Study co-author Pamela B. Davis, a member of the Center for Clinical Investigation at Case Western Reserve University, said her findings illustrate the importance of providing vaccines to people with dementia, which is most commonly caused by Alzheimer's disease.

“We kind of expected that folks with dementia would have an increased risk of acquisition, and probably for severity of COVID-19, but we were a little bit surprised that dementia was such an independent risk factor,” Davis told The Academic Times.

The study notes that the reason for this is likely that patients with dementia experience recent memory loss before succumbing to long-term loss. It is possible patients with dementia are simply unable to comply with necessary precautions against COVID-19, Davis emphasized.

“We speculate that folks with dementia may have difficulty in following the recommendations to wear a mask, clean your hands and socially distance,” she said. “Recent memory is one of the first things that goes, and the instructions to do this are relatively recent.”

Davis explained that the team’s research started off as a medical record analysis of individuals with Alzheimer’s, aiming to single out which drugs could impact the course of dementia, in general. 

When COVID-19 emerged about midway through that study, lead author Rong Xu, from the Center for Artificial Intelligence at Case Western Reserve, began shifting attention to the fact that many risk factors for the virus are the same as those for dementia.

“What surprised us, when we looked at the data, was that even after [Xu] controlled for the other risk factors, including nursing-home living, there was still an excess risk for patients with dementia,” Davis said.

In conducting the study, the team analyzed the de-identified records of an astounding 61.9 million adult and senior patients across all 50 states in the U.S. More than 1 million had a confirmed diagnosis of dementia, and over 15,000 were COVID-19 patients. 

After adjusting for external risk factors like age and other serious health conditions, the researchers found that patients with dementia, as a stand-alone factor, are at a much higher risk for COVID-19, particularly those with vascular dementia. The conclusion was based on the study's adjusted-odds ratio.

Vascular dementia is a form of the condition that results from damaged blood vessels in the brain, often due to multiple strokes. There is a great deal of research to support that COVID-19 impacts blood vessels, leading Davis to infer a connection between the virus and this type of dementia.

While Davis considered this to be one potential biological component of why patients with dementia are at higher risk, she highlighted that there is likely another aspect yet to be identified, especially because increased symptom-severity and mortality rates cannot be due to the obstacles posed by memory loss. 

Davis stresses that COVID-19 vaccines should be supplied to those with dementia going forward. For instance, she commended Ohio Gov. Mike DeWine's decision to place individuals residing in congregate living facilities, who often have dementia, in the highest-priority group 1A for the vaccine

It should also be noted that while the study isolated dementia as a factor, it additionally revealed that when demographics come into play, Black people with dementia are much more likely than white individuals with the condition to acquire COVID-19, adding to a large body of research about communities that are most susceptible to the disease. 

In one study published last week, unbiased machine learning algorithms statistically confirmed widely reported data suggesting that racially segregated U.S. counties have disproportionately high levels of COVID-19 infections and mortalities.

Policymakers and physicians must pay attention to which populations need the most support, Davis insisted.
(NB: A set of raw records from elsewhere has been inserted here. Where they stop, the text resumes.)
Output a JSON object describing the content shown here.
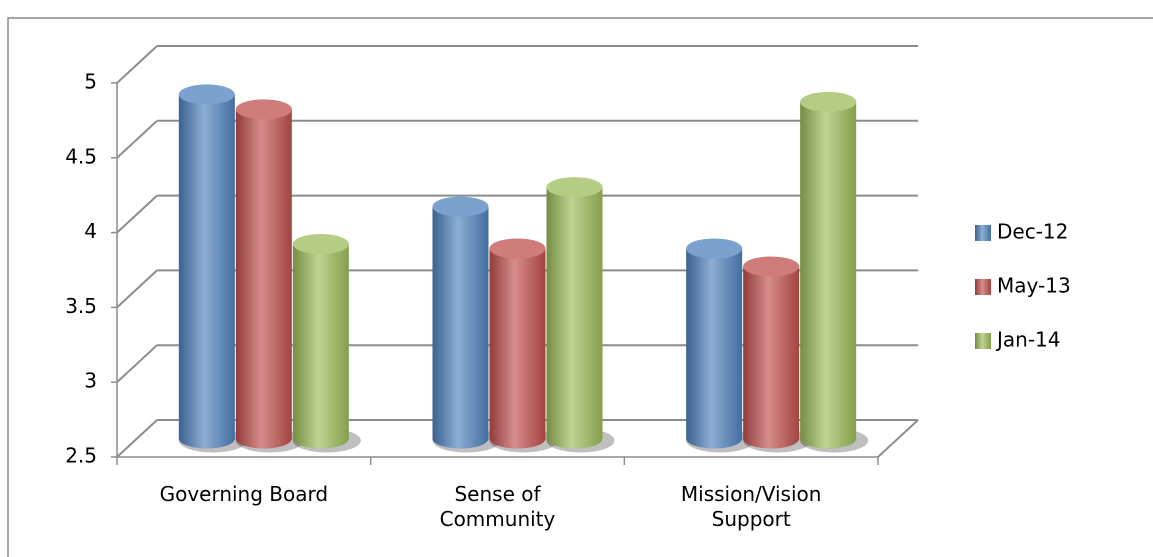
{
  "chart_data": {
    "type": "bar3d",
    "categories": [
      "Governing Board",
      "Sense of Community",
      "Mission/Vision Support"
    ],
    "series": [
      {
        "name": "Dec-12",
        "color": "#4f81bd",
        "values": [
          4.8,
          4.05,
          3.77
        ]
      },
      {
        "name": "May-13",
        "color": "#c0504d",
        "values": [
          4.7,
          3.77,
          3.65
        ]
      },
      {
        "name": "Jan-14",
        "color": "#9bbb59",
        "values": [
          3.8,
          4.18,
          4.75
        ]
      }
    ],
    "ylim": [
      2.5,
      5
    ],
    "yticks": [
      2.5,
      3,
      3.5,
      4,
      4.5,
      5
    ],
    "grid": true,
    "legend": "right"
  }
}
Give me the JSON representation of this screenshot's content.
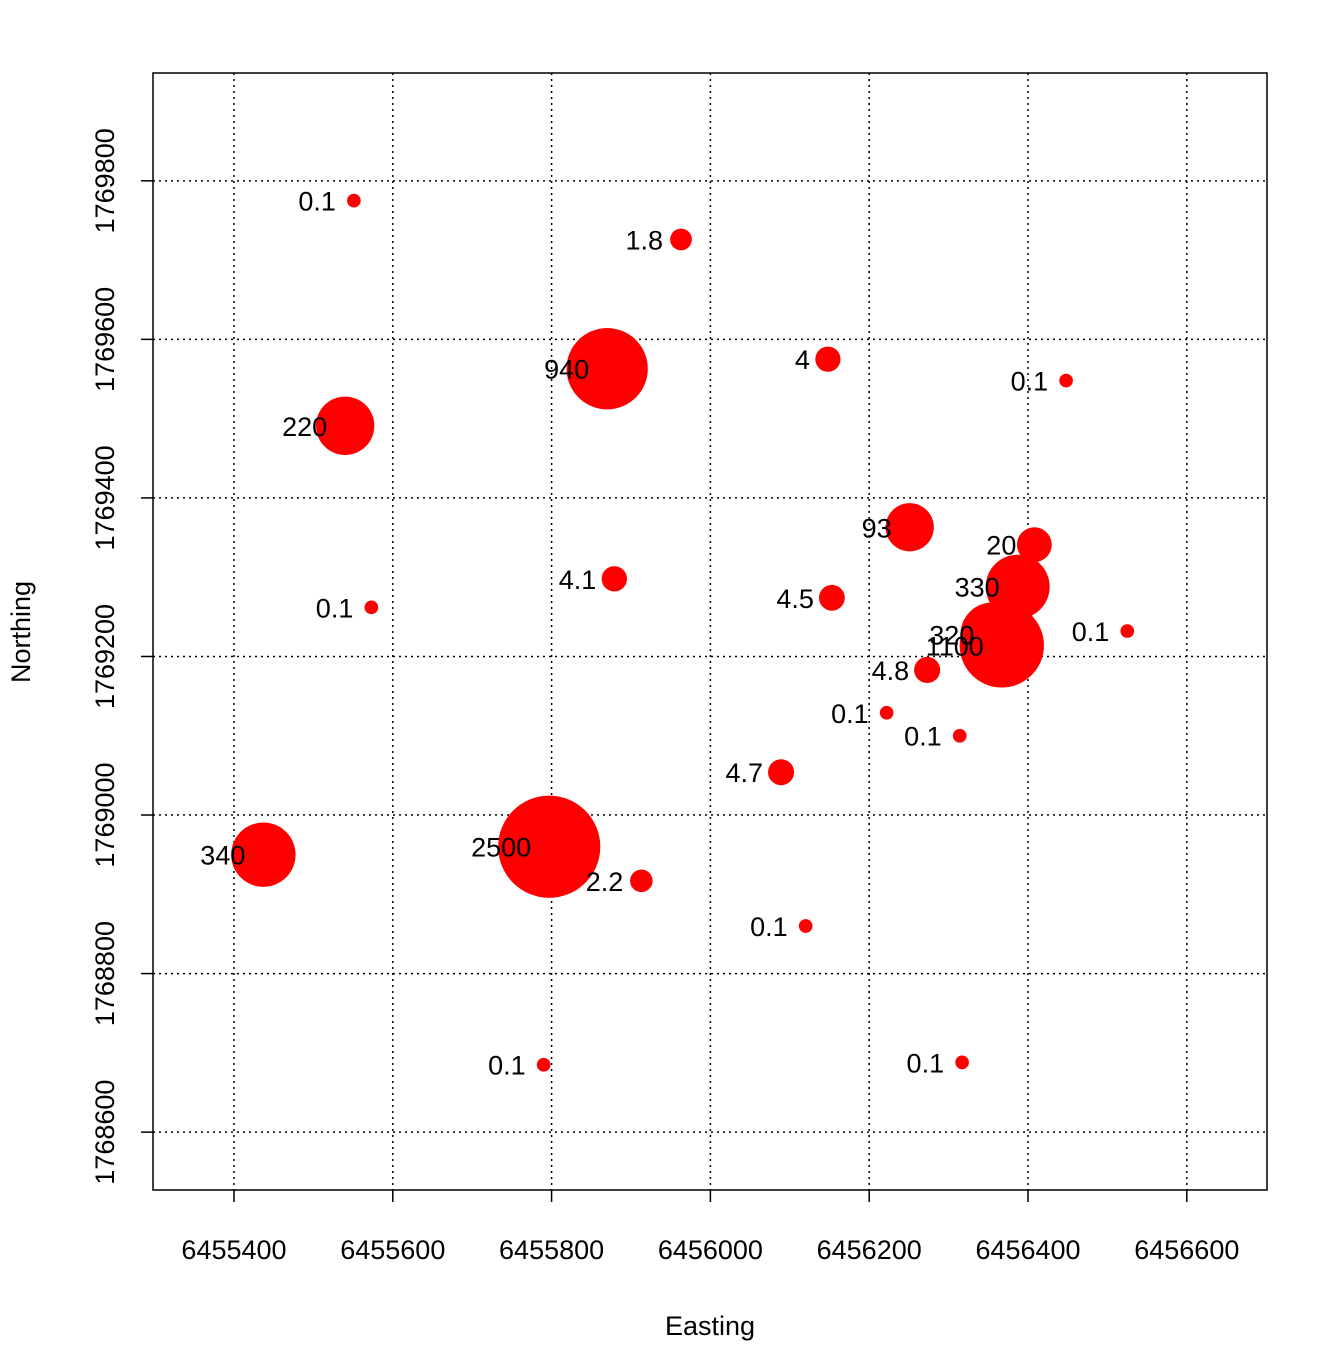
{
  "chart_data": {
    "type": "bubble",
    "x_label": "Easting",
    "y_label": "Northing",
    "x": [
      6455551,
      6455963,
      6455870,
      6456148,
      6456448,
      6455540,
      6456251,
      6456408,
      6455879,
      6455573,
      6456153,
      6456387,
      6456525,
      6456355,
      6456367,
      6456273,
      6456222,
      6456314,
      6456089,
      6455437,
      6455797,
      6455913,
      6456120,
      6455790,
      6456317
    ],
    "y": [
      1769775,
      1769726,
      1769563,
      1769575,
      1769548,
      1769491,
      1769363,
      1769341,
      1769298,
      1769262,
      1769274,
      1769288,
      1769232,
      1769228,
      1769214,
      1769183,
      1769129,
      1769100,
      1769054,
      1768950,
      1768960,
      1768917,
      1768860,
      1768685,
      1768688
    ],
    "sizes": [
      0.1,
      1.8,
      940,
      4,
      0.1,
      220,
      93,
      20,
      4.1,
      0.1,
      4.5,
      330,
      0.1,
      320,
      1100,
      4.8,
      0.1,
      0.1,
      4.7,
      340,
      2500,
      2.2,
      0.1,
      0.1,
      0.1
    ],
    "color": "#ff0000",
    "xlim": [
      6455298,
      6456701
    ],
    "ylim": [
      1768527,
      1769936
    ],
    "xticks": [
      6455400,
      6455600,
      6455800,
      6456000,
      6456200,
      6456400,
      6456600
    ],
    "yticks": [
      1768600,
      1768800,
      1769000,
      1769200,
      1769400,
      1769600,
      1769800
    ],
    "grid": true
  }
}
“There are lots of classes of patients who are vulnerable,” she said, “and it's incumbent on us, in medicine, to make sure they are protected.”

The paper, “COVID-19 and dementia: Analyses of risk, disparity, and outcomes from electronic health records in the US,” was published Feb. 9 in Alzheimer's & Dementia. The authors include QuanQiu Wang, Pamela B. Davis and Rong Xo, Case Western Reserve University; Mark E. Gurney, CEO of Tetra Therapeutics. The lead author was Rong Xo.